Percent of men who share in the decision making of reproductive health issues with their spouse or sexual partner

Percent of men who share in the decision making of reproductive health issues with their spouse or sexual partner

Percent of men who share in the decision making of reproductive health issues with their spouse or sexual partner

The percent of men who report joint decision-making with their wife or sexual partner about various aspects of their sexual and reproductive health (SRH).

This indicator is calculated as:

(Number of men in target population surveyed/interviewed who report that they share in making SRH decisions/ Total number of men surveyed/interviewed) x 100

SRH decision-making can include the areas of contraceptive use, antenatal care, delivery in the presence of a skilled birth attendant, newborn care and breastfeeding, health, nutrition, and sexually transmitted infection/HIV screenings and treatment.

Data Requirement(s):

Responses to structured or in-depth interviews. The concept of inter-partner communication is somewhat open-ended and questions on partner communication need to be clear and concrete to foster valid responses. UNFPA (2003) has a list of suggested questions about shared SRH decision-making:

  • The extent to which sexual relations are initiated with mutual consent
  • The extent to which both partners are able to negotiate and practice safe sex
  • The extent to which partners communicate and agree on family size and plan pregnancy together
  • The extent to which contraception is negotiated, dual protection is considered and partners support each other in using contraceptives

The Gender-Equitable Men (GEM) scale (Pulerwitz and Barker, 2008) includes related questions on family planning decision-making in the equitable norms subscale: #18. ‘A couple should decide together if they want to have children;’ and #23. ‘A man and a woman should decide together what type of contraceptive to use.’ Where the detail is available, the indicator can be disaggregated by the specific types of SRH practices for which there is shared decisions-making, as well as by age, marital status (all men, currently married men, or sexually active unmarried men), and geographic location (urban/rural residence).

Surveys among the male clients at health facilities, program-based SRH sites, or among men  in the general public (population based).  Alternative sources are surveys among the spouses and partners of male participants in male-focused programs.

Increased sharing in SRH decision-making by male and female partners is generally associated with beneficial outcomes for the health and well-being of women, children, and the entire family (UNFPA, 2003). Male engagement interventions often are designed to increase male awareness of SRH issues and to increase partner communication on these topics. This indicator measures the extent to which husbands and wives or other sexual partners discuss and share decision-making for specific SRH topics.

Gender-related attitudes held and expressed by men directly affect the health and well-being of women and girls, as well as, the men themselves.  In many cases, males in relationships or families hold the decision-making power to deny woman access to their healthcare needs.  Male-focused programs can educate men regarding their SRH needs, the needs of women and girls, and can address gender norms.  Engaging men in questioning and challenging inequalities between men and women can promote more evenly shared decision-making power and improved access to SRH resources for women and girls (Promundo, UNFPA, MenEngage, 2010).

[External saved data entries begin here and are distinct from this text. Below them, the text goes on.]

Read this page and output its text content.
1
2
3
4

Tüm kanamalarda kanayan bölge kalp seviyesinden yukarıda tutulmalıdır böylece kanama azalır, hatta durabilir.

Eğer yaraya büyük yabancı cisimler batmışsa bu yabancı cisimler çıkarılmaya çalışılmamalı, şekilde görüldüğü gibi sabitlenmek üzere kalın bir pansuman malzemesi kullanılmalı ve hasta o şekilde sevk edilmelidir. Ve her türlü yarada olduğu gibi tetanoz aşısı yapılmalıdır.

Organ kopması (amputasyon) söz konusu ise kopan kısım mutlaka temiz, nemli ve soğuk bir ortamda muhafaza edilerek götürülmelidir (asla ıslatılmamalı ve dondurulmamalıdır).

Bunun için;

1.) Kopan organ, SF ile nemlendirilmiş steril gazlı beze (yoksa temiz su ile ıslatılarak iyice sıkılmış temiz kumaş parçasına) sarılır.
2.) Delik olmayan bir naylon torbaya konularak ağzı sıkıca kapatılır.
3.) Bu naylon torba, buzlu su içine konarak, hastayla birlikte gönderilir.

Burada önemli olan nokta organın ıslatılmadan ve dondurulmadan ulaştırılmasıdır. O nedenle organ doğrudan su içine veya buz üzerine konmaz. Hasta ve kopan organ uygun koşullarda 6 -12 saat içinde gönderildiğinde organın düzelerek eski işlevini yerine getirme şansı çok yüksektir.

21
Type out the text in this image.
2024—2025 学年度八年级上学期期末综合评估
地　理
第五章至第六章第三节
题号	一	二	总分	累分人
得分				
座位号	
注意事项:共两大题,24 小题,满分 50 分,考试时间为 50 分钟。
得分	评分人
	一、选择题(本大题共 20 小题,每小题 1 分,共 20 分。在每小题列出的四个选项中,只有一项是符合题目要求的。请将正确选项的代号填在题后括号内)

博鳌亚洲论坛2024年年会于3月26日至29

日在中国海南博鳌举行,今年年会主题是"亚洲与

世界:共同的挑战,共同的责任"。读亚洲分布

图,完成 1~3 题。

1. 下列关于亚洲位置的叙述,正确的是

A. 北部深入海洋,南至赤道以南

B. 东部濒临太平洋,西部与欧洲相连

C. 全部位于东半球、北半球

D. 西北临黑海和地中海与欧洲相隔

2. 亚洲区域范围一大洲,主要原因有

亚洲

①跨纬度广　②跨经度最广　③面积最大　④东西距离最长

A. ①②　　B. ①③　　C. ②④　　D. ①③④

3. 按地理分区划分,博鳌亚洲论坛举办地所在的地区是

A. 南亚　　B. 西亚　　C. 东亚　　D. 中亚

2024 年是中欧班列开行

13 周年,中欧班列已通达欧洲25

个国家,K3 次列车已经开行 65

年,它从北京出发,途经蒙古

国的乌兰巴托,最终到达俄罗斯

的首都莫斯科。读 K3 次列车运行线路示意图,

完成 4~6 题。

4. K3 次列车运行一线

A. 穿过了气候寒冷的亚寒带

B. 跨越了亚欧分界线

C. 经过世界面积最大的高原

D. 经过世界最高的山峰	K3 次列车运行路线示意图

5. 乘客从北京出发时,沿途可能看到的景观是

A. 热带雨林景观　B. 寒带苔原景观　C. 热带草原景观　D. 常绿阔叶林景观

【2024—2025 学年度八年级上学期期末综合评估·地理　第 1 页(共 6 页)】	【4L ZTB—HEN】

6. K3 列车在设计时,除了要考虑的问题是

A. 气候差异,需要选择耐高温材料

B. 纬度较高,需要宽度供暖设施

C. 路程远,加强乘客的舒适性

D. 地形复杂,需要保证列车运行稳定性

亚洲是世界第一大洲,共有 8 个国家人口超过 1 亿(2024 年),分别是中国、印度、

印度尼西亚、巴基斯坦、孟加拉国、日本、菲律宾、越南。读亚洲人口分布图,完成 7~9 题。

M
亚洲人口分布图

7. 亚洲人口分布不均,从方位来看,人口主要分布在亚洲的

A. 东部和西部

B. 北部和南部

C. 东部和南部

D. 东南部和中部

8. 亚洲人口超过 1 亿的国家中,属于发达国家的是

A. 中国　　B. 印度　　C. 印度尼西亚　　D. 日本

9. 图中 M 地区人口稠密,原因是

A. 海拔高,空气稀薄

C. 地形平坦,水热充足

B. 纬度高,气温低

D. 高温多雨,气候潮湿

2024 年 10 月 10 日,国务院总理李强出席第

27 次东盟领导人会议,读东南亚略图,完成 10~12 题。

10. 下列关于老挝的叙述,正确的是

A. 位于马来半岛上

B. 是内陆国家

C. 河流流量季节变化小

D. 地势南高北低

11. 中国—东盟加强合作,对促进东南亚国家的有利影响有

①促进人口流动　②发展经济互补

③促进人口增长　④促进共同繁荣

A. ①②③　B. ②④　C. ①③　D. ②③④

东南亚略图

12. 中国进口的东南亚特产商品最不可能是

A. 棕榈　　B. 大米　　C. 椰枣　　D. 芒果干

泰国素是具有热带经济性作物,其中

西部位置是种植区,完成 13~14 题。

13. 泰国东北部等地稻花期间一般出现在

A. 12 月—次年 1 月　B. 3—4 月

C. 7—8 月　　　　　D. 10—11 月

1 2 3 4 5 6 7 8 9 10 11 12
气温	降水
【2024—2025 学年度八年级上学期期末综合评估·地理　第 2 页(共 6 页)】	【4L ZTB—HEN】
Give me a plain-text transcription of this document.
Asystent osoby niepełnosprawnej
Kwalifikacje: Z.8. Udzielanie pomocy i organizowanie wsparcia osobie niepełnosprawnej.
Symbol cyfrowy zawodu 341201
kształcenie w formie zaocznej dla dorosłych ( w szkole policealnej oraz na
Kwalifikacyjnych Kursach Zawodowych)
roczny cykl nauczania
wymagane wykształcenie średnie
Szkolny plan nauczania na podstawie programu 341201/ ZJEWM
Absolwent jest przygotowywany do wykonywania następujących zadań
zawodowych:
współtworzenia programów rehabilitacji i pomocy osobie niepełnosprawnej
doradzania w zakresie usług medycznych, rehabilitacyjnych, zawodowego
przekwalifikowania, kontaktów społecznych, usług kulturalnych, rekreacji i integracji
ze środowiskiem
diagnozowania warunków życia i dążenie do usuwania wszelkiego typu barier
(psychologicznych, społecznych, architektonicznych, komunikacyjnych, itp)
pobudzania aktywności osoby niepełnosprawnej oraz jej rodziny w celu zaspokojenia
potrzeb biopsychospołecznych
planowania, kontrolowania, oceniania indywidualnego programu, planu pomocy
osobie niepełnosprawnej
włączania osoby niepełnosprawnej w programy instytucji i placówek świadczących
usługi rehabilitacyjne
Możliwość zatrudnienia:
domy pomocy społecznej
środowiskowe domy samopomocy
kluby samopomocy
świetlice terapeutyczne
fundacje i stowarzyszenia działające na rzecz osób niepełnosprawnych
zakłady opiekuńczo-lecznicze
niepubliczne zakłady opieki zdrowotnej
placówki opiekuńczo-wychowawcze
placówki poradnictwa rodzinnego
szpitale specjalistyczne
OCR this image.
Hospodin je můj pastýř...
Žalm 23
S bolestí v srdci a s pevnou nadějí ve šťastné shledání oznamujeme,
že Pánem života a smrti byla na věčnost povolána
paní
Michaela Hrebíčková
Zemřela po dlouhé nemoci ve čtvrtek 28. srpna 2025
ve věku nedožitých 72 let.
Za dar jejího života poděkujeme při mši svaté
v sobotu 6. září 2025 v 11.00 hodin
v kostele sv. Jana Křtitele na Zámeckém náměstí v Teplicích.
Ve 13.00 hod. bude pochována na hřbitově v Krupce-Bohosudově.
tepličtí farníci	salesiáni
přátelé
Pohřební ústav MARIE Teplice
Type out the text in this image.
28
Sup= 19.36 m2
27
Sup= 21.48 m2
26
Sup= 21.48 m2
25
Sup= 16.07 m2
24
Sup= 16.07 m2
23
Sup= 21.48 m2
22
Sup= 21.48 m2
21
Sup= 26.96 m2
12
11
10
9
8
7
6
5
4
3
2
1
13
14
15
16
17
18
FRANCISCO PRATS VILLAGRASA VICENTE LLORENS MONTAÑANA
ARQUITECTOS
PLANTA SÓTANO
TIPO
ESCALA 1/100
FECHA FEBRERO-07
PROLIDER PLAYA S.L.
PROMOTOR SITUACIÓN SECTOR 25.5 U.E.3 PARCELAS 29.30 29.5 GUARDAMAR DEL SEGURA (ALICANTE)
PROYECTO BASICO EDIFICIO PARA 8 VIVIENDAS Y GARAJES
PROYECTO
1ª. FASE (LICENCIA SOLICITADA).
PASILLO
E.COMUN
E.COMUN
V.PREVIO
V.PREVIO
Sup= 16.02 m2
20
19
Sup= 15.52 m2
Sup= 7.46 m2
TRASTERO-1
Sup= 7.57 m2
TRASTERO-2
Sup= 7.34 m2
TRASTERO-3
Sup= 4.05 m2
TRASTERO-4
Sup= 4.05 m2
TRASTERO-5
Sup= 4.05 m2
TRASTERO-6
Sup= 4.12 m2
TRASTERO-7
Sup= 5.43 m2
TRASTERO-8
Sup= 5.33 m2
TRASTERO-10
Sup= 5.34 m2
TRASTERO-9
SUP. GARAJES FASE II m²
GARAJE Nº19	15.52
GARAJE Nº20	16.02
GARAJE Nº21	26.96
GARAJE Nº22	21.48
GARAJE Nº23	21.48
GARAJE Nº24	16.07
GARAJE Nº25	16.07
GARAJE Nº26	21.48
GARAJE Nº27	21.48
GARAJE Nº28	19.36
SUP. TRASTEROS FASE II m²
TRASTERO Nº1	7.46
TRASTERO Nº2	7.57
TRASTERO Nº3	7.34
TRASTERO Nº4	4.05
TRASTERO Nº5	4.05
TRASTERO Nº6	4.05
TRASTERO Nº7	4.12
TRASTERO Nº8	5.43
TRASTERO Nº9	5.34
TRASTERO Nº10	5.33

The answers to this question or subset of questions about specific SRH topics are subject to bias, especially if men or women are aware that their attitudes or behaviors deviate from socially accepted responses. They may try to respond as they expect will please the interviewer and it is best if the interviewers ask these questions in a neutral matter-of-fact way. Follow-up probes and questions with in-depth interviews may be helpful.  In addition, respondents may consider shared discussions about SRH topics as shared decision-making, when, in fact, one partner made the actual decision.  Again, carefully worded questions, probes, and follow-up questions may assist in clarifying whether the decision-making was ‘shared.’

There may be differences in the types of SRH practices for which men and women are more likely to share decision-making.  Male and female partners may find it easier to share in decision-making on antenatal, maternal and newborn care than decision–making on use of modern FP methods, methods requiring male cooperation, or whether to pursue STI/HIV testing or treatment.  Including a range of SRH practices in the questionnaires or in-depth interviews is important for examining these differences and interpreting the findings.

women’s status, empowerment, male engagement

UNFPA, 2003, It Takes Two: Partnering with Men in Reproductive and Sexual Health,  http://www.unfpa.org/publications/it-takes-2

Pulerwitz, Julie and Gary Barker. 2008. “Measuring attitudes toward gender norms among young men in Brazil: Development and psychometric evaluation of the GEM Scale,” Men and Masculinities 10:  322–338.